Thought 2: Tools can enhance, not replace great prompt writers

The Prompt Perfect plugin is a tool I built as a solution to an issue I had. I didn’t know how to write great prompts. I built the codebase in tandem with ChatGPT by writing a lot of prompts.

I wanted it to be a first step for new users to learn about how to speak to ChatGPT, and I feel pretty good about that.

It is by no means a magic pill for automating your life and completing 100% of your tasks in 10% of the time. And I don’t think anyone is even close to the realm of building a widely usable tool that does your prompting for you.

Context is important, and you can’t fake it.

Thought 3: Creativity and Context as King

Even with tools like Prompt Perfect and Perfect Chirp, people default to giving ChatGPT little-to-no context. It feels as though we have a trained muscle from Google search that we only need to offer a few words to get what we’re looking for.

I’ve personally seen ChatGPT output amazing things. That said, I’ve also spent 45 minutes crafting a prompt to get exactly what I’m looking for.

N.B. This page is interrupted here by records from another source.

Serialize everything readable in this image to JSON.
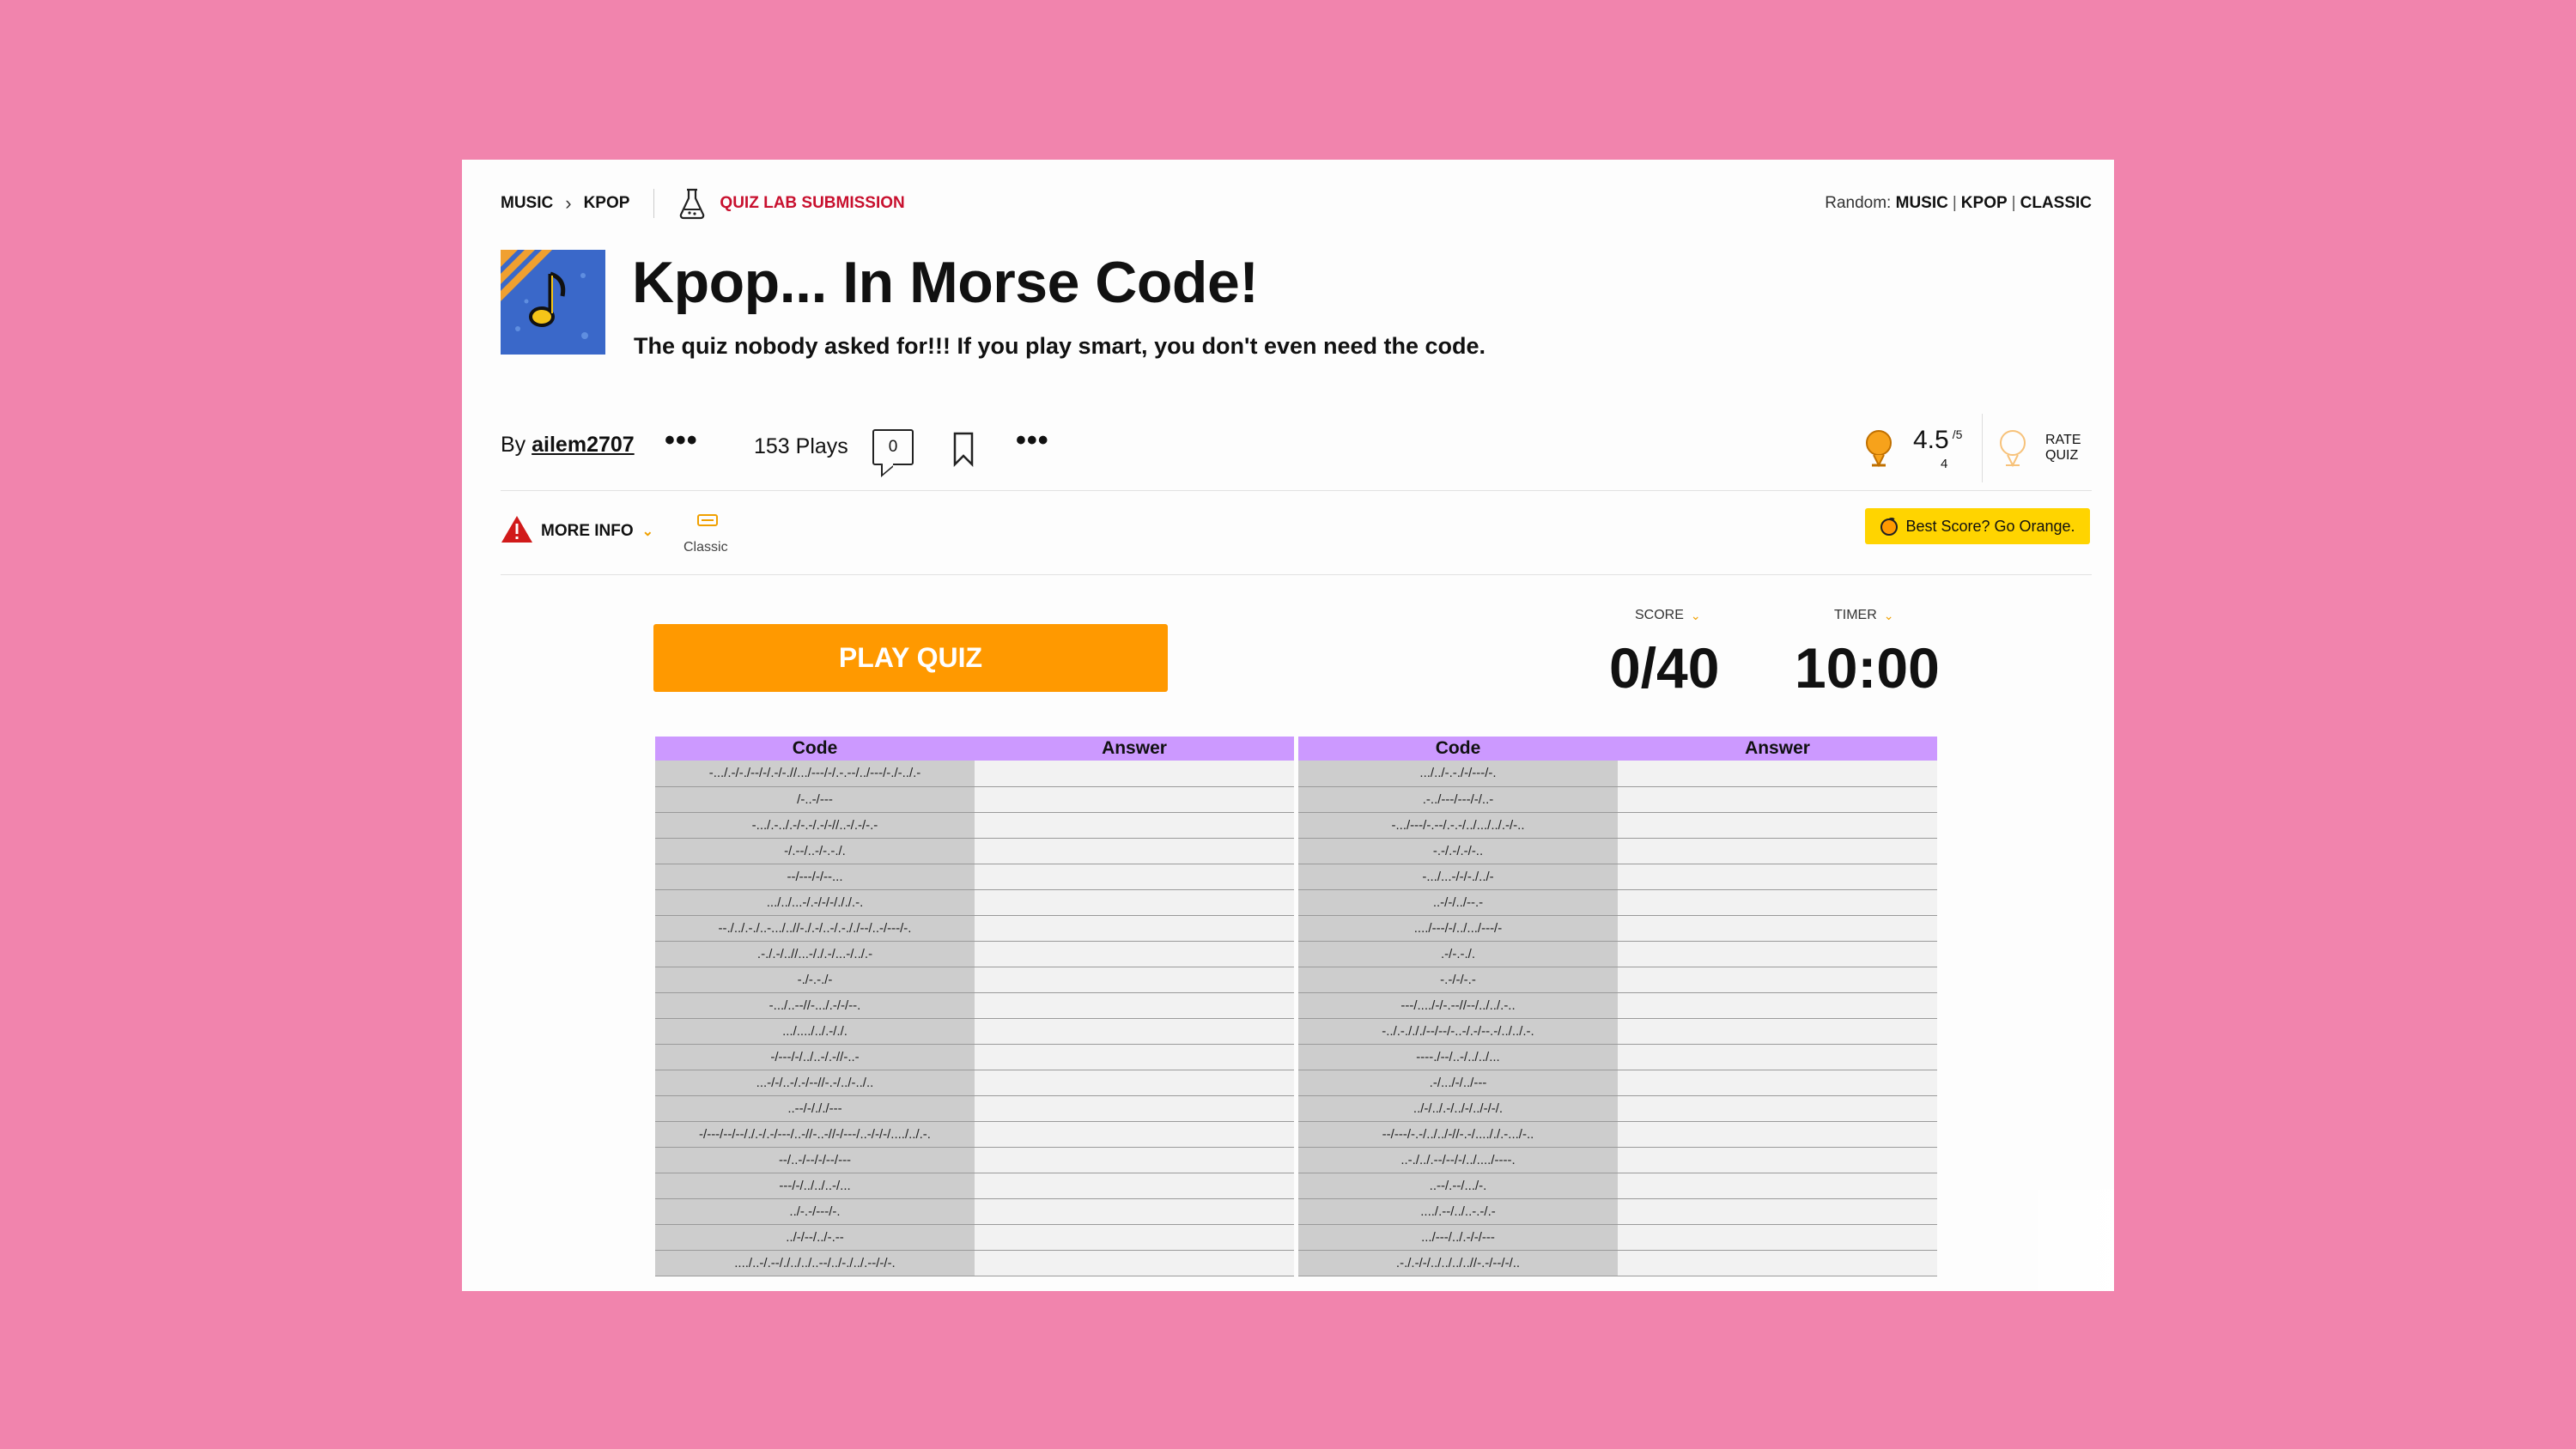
{
  "breadcrumb": {
    "items": [
      "MUSIC",
      "KPOP"
    ],
    "submission_label": "QUIZ LAB SUBMISSION"
  },
  "random": {
    "label": "Random:",
    "links": [
      "MUSIC",
      "KPOP",
      "CLASSIC"
    ]
  },
  "quiz": {
    "title": "Kpop... In Morse Code!",
    "description": "The quiz nobody asked for!!! If you play smart, you don't even need the code."
  },
  "meta": {
    "by_label": "By",
    "author": "ailem2707",
    "plays": "153 Plays",
    "comments": "0",
    "rating": "4.5",
    "rating_max": "/5",
    "rating_count": "4",
    "rate_label_1": "RATE",
    "rate_label_2": "QUIZ"
  },
  "info": {
    "more_info": "MORE INFO",
    "classic": "Classic",
    "best_score": "Best Score? Go Orange."
  },
  "play": {
    "button": "PLAY QUIZ",
    "score_label": "SCORE",
    "score_value": "0/40",
    "timer_label": "TIMER",
    "timer_value": "10:00"
  },
  "table": {
    "col_code": "Code",
    "col_answer": "Answer",
    "left_codes": [
      "-.../.-/-./--/-/.-/-.//.../---/-/.-.--/../---/-./-../.-",
      "/-..-/---",
      "-.../.-../.-/-.-/.-/-//..-/.-/-.-",
      "-/.--/..-/-.-./.",
      "--/---/-/--...",
      ".../../...-/.-/-/-/././.-.",
      "--./../.-./..-.../..//-./.-/..-/.-././--/..-/---/-.",
      ".-./.-/..//...-/./.-/...-/../.-",
      "-./-.-./-",
      "-.../..--//-.../.-/-/--.",
      ".../..../../.-/./.",
      "-/---/-/../..-/.-//-..-",
      "...-/-/..-/.-/--//-.-/../-../..",
      "..--/-/././---",
      "-/---/--/--/./.-/.-/---/..-//-..-//-/---/..-/-/-/..../../.-.",
      "--/..-/--/-/--/---",
      "---/-/../../..-/...",
      "../-.-/---/-.",
      "../-/--/../-.--",
      "..../..-/.--/./../../..--/../-./../.--/-/-."
    ],
    "right_codes": [
      ".../../-.-./-/---/-.",
      ".-../---/---/-/..-",
      "-.../---/-.--/.-.-/../.../../.-/-..",
      "-.-/.-/.-/-..",
      "-.../...-/-/-./../-",
      "..-/-/../--.-",
      "..../---/-/../.../---/-",
      ".-/-.-./.",
      "-.-/-/-.-",
      "---/..../-/-.--//--/../../.-..",
      "-../.-./././--/--/-..-/.-/--.-/../../.-.",
      "----./--/..-/../../...",
      ".-/.../-/../---",
      "../-/../.-/../-/../-/-/.",
      "--/---/-.-/../../-//-.-/...././.-.../-..",
      "..-./../.--/--/-/../..../----.",
      "..--/.--/.../-.",
      "..../.--/../..-.-/.-",
      ".../---/../.-/-/---",
      ".-./.-/-/../../../..//-.-/--/-/.."
    ]
  },
  "colors": {
    "background": "#f184ad",
    "accent_orange": "#ff9900",
    "brand_red": "#c8102e",
    "table_header": "#cc99ff",
    "best_score_yellow": "#ffd400"
  }
}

The more people explore creative prompts that offer the correct amount of detail, context, and instructions the more we’ll see new use cases for AI.

Writing prompts is uncharted waters. Everyone has access to a ship and there are many regions to explore.

Bonus Thought 4: Rethink your idea of "prompts”

When I say or type the word “prompt” I’m mostly thinking about apps that abstract a prompt behind a UI. Not a library of prompts in a file.

The tools at Prompt Perfect are some variation of prompts abstracted behind a technology stack.

And since you’ve read this far, we just had our 3rd plugin verified in the ChatGPT plugin store. We’ll release more info on it soon, but if you’d like to play around with it, search for “Promptest”.

Thanks.

I really appreciate everyone who has used Prompt Perfect and/or Perfect Chirp.

When speaking to people not fully investing their time in AI, there is an utter lack of excitement about what’s happening in front of our eyes. It’s nice to find a community of people who get it.

To the future,

Erich

p.s. this was not written in any way by AI. I decided to take a 45 min break from ChatGPT to go old school.